Nos enamoramos sin remedio de Calíope y de Cal. Vivimos su metamorfosis de gusano de seda a mariposa y sufrimos cuando lo sórdido y lo doloroso le acorralan. Sin embargo, ese maravilloso ser, nuevo y completo, que nos cuenta la historia cuando ya es adulto, no cae nunca del todo del lado de la tragedia ni del de la comedia. Todo es ambiguo en esta novela, todo está en la mitad: la identidad sexual de su protagonista, el lugar de los Stephanides (entre Grecia y América), el tono narrativo (entre comedia y tragedia); el debate de fondo sobre qué determina el género, si la naturaleza o la educación.

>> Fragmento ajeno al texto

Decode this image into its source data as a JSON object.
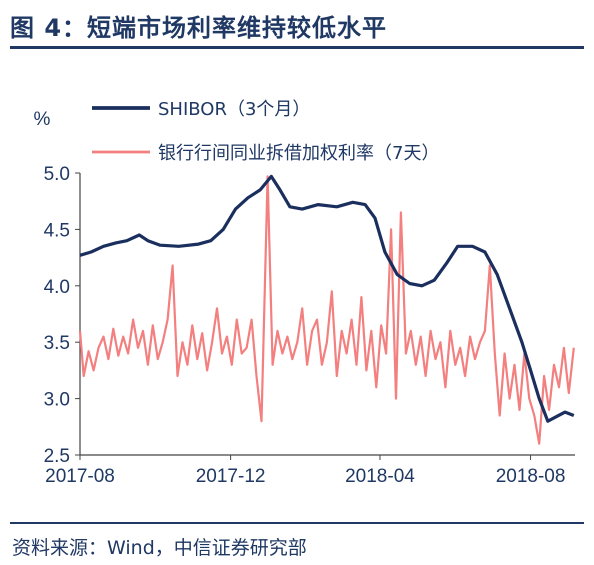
{
  "title": "图 4：短端市场利率维持较低水平",
  "source": "资料来源：Wind，中信证券研究部",
  "colors": {
    "shibor": "#1b2f5e",
    "interbank": "#f37f7f",
    "text": "#1f3864"
  },
  "chart_data": {
    "type": "line",
    "ylabel": "%",
    "ylim": [
      2.5,
      5.0
    ],
    "yticks": [
      "2.5",
      "3.0",
      "3.5",
      "4.0",
      "4.5",
      "5.0"
    ],
    "xlim": [
      "2017-08-01",
      "2018-09-06"
    ],
    "xticks": [
      {
        "label": "2017-08",
        "date": "2017-08-01"
      },
      {
        "label": "2017-12",
        "date": "2017-12-01"
      },
      {
        "label": "2018-04",
        "date": "2018-04-01"
      },
      {
        "label": "2018-08",
        "date": "2018-08-01"
      }
    ],
    "legend_position": "top-left",
    "grid": false,
    "series": [
      {
        "name": "SHIBOR（3个月）",
        "points": [
          [
            "2017-08-01",
            4.27
          ],
          [
            "2017-08-10",
            4.3
          ],
          [
            "2017-08-20",
            4.35
          ],
          [
            "2017-08-30",
            4.38
          ],
          [
            "2017-09-08",
            4.4
          ],
          [
            "2017-09-18",
            4.45
          ],
          [
            "2017-09-25",
            4.4
          ],
          [
            "2017-10-05",
            4.36
          ],
          [
            "2017-10-20",
            4.35
          ],
          [
            "2017-11-05",
            4.37
          ],
          [
            "2017-11-15",
            4.4
          ],
          [
            "2017-11-25",
            4.5
          ],
          [
            "2017-12-05",
            4.68
          ],
          [
            "2017-12-15",
            4.78
          ],
          [
            "2017-12-25",
            4.85
          ],
          [
            "2018-01-03",
            4.97
          ],
          [
            "2018-01-10",
            4.85
          ],
          [
            "2018-01-18",
            4.7
          ],
          [
            "2018-01-28",
            4.68
          ],
          [
            "2018-02-10",
            4.72
          ],
          [
            "2018-02-25",
            4.7
          ],
          [
            "2018-03-10",
            4.74
          ],
          [
            "2018-03-20",
            4.72
          ],
          [
            "2018-03-28",
            4.6
          ],
          [
            "2018-04-05",
            4.3
          ],
          [
            "2018-04-15",
            4.1
          ],
          [
            "2018-04-25",
            4.02
          ],
          [
            "2018-05-05",
            4.0
          ],
          [
            "2018-05-15",
            4.05
          ],
          [
            "2018-05-25",
            4.2
          ],
          [
            "2018-06-03",
            4.35
          ],
          [
            "2018-06-15",
            4.35
          ],
          [
            "2018-06-25",
            4.3
          ],
          [
            "2018-07-05",
            4.1
          ],
          [
            "2018-07-15",
            3.8
          ],
          [
            "2018-07-25",
            3.5
          ],
          [
            "2018-08-01",
            3.25
          ],
          [
            "2018-08-08",
            3.0
          ],
          [
            "2018-08-15",
            2.8
          ],
          [
            "2018-08-22",
            2.84
          ],
          [
            "2018-08-29",
            2.88
          ],
          [
            "2018-09-05",
            2.85
          ]
        ]
      },
      {
        "name": "银行行间同业拆借加权利率（7天）",
        "points": [
          [
            "2017-08-01",
            3.6
          ],
          [
            "2017-08-04",
            3.2
          ],
          [
            "2017-08-08",
            3.42
          ],
          [
            "2017-08-12",
            3.25
          ],
          [
            "2017-08-16",
            3.45
          ],
          [
            "2017-08-20",
            3.55
          ],
          [
            "2017-08-24",
            3.35
          ],
          [
            "2017-08-28",
            3.62
          ],
          [
            "2017-09-01",
            3.38
          ],
          [
            "2017-09-05",
            3.55
          ],
          [
            "2017-09-09",
            3.4
          ],
          [
            "2017-09-13",
            3.7
          ],
          [
            "2017-09-17",
            3.45
          ],
          [
            "2017-09-21",
            3.6
          ],
          [
            "2017-09-25",
            3.3
          ],
          [
            "2017-09-29",
            3.65
          ],
          [
            "2017-10-03",
            3.35
          ],
          [
            "2017-10-07",
            3.5
          ],
          [
            "2017-10-11",
            3.7
          ],
          [
            "2017-10-15",
            4.18
          ],
          [
            "2017-10-19",
            3.2
          ],
          [
            "2017-10-23",
            3.5
          ],
          [
            "2017-10-27",
            3.3
          ],
          [
            "2017-10-31",
            3.65
          ],
          [
            "2017-11-04",
            3.35
          ],
          [
            "2017-11-08",
            3.58
          ],
          [
            "2017-11-12",
            3.25
          ],
          [
            "2017-11-16",
            3.5
          ],
          [
            "2017-11-20",
            3.8
          ],
          [
            "2017-11-24",
            3.4
          ],
          [
            "2017-11-28",
            3.55
          ],
          [
            "2017-12-02",
            3.3
          ],
          [
            "2017-12-06",
            3.7
          ],
          [
            "2017-12-10",
            3.4
          ],
          [
            "2017-12-14",
            3.45
          ],
          [
            "2017-12-18",
            3.7
          ],
          [
            "2017-12-22",
            3.2
          ],
          [
            "2017-12-26",
            2.8
          ],
          [
            "2017-12-31",
            4.97
          ],
          [
            "2018-01-04",
            3.3
          ],
          [
            "2018-01-08",
            3.6
          ],
          [
            "2018-01-12",
            3.4
          ],
          [
            "2018-01-16",
            3.55
          ],
          [
            "2018-01-20",
            3.35
          ],
          [
            "2018-01-24",
            3.5
          ],
          [
            "2018-01-28",
            3.8
          ],
          [
            "2018-02-01",
            3.3
          ],
          [
            "2018-02-05",
            3.6
          ],
          [
            "2018-02-09",
            3.7
          ],
          [
            "2018-02-13",
            3.3
          ],
          [
            "2018-02-17",
            3.5
          ],
          [
            "2018-02-21",
            3.95
          ],
          [
            "2018-02-25",
            3.2
          ],
          [
            "2018-03-01",
            3.6
          ],
          [
            "2018-03-05",
            3.4
          ],
          [
            "2018-03-09",
            3.7
          ],
          [
            "2018-03-13",
            3.3
          ],
          [
            "2018-03-17",
            3.9
          ],
          [
            "2018-03-21",
            3.25
          ],
          [
            "2018-03-25",
            3.6
          ],
          [
            "2018-03-29",
            3.1
          ],
          [
            "2018-04-02",
            3.65
          ],
          [
            "2018-04-06",
            3.4
          ],
          [
            "2018-04-10",
            4.5
          ],
          [
            "2018-04-14",
            3.0
          ],
          [
            "2018-04-18",
            4.65
          ],
          [
            "2018-04-22",
            3.4
          ],
          [
            "2018-04-26",
            3.6
          ],
          [
            "2018-04-30",
            3.3
          ],
          [
            "2018-05-04",
            3.55
          ],
          [
            "2018-05-08",
            3.2
          ],
          [
            "2018-05-12",
            3.6
          ],
          [
            "2018-05-16",
            3.35
          ],
          [
            "2018-05-20",
            3.5
          ],
          [
            "2018-05-24",
            3.1
          ],
          [
            "2018-05-28",
            3.6
          ],
          [
            "2018-06-01",
            3.3
          ],
          [
            "2018-06-05",
            3.45
          ],
          [
            "2018-06-09",
            3.2
          ],
          [
            "2018-06-13",
            3.55
          ],
          [
            "2018-06-17",
            3.35
          ],
          [
            "2018-06-21",
            3.5
          ],
          [
            "2018-06-25",
            3.6
          ],
          [
            "2018-06-29",
            4.18
          ],
          [
            "2018-07-03",
            3.4
          ],
          [
            "2018-07-07",
            2.85
          ],
          [
            "2018-07-11",
            3.4
          ],
          [
            "2018-07-15",
            3.0
          ],
          [
            "2018-07-19",
            3.3
          ],
          [
            "2018-07-23",
            2.9
          ],
          [
            "2018-07-27",
            3.4
          ],
          [
            "2018-07-31",
            3.0
          ],
          [
            "2018-08-04",
            2.85
          ],
          [
            "2018-08-08",
            2.6
          ],
          [
            "2018-08-12",
            3.2
          ],
          [
            "2018-08-16",
            2.9
          ],
          [
            "2018-08-20",
            3.3
          ],
          [
            "2018-08-24",
            3.1
          ],
          [
            "2018-08-28",
            3.45
          ],
          [
            "2018-09-01",
            3.05
          ],
          [
            "2018-09-05",
            3.45
          ]
        ]
      }
    ]
  }
}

Sin embargo, Cal lo supera y sublima todo: frente a ese destino y fatalidad griegos que parecen marcar tan desesperadamente la genética, Cal se agarra a su libertad, ejercita su libre albedrío y decide. Y en el fondo, es esa decisión de no dejarse arrastrar por su genética, ni por su educación, ni por la necesidad imperiosa de integrarse en la sociedad, lo que hace de la pequeña Calíope un ser humano completo y especial.

Middlesex es muchas cosas: es la gran epopeya de la Norteamérica del siglo XX contada por la musa de la épica; es la novela de costumbres en la que se plasma la forma de vida y las tradiciones griegas; es el ensayo que reflexiona sobre qué determina el género; es un juego literario lleno de referencias y claves (¿cómo no pensar en Ovidio, en Kafka, en Virginia Woolf, en García Márquez, en Cheever?); es un libro de viajes con alusiones continuas a La Ilíada, a Las Metamorfosis, a la mitología griega. Pero sobre todo es el relato deslumbrante del sentimiento íntimo del que se siente diferente. Y, al fin y al cabo, ¿quién no se ha sentido el bicho más raro del mundo alguna vez?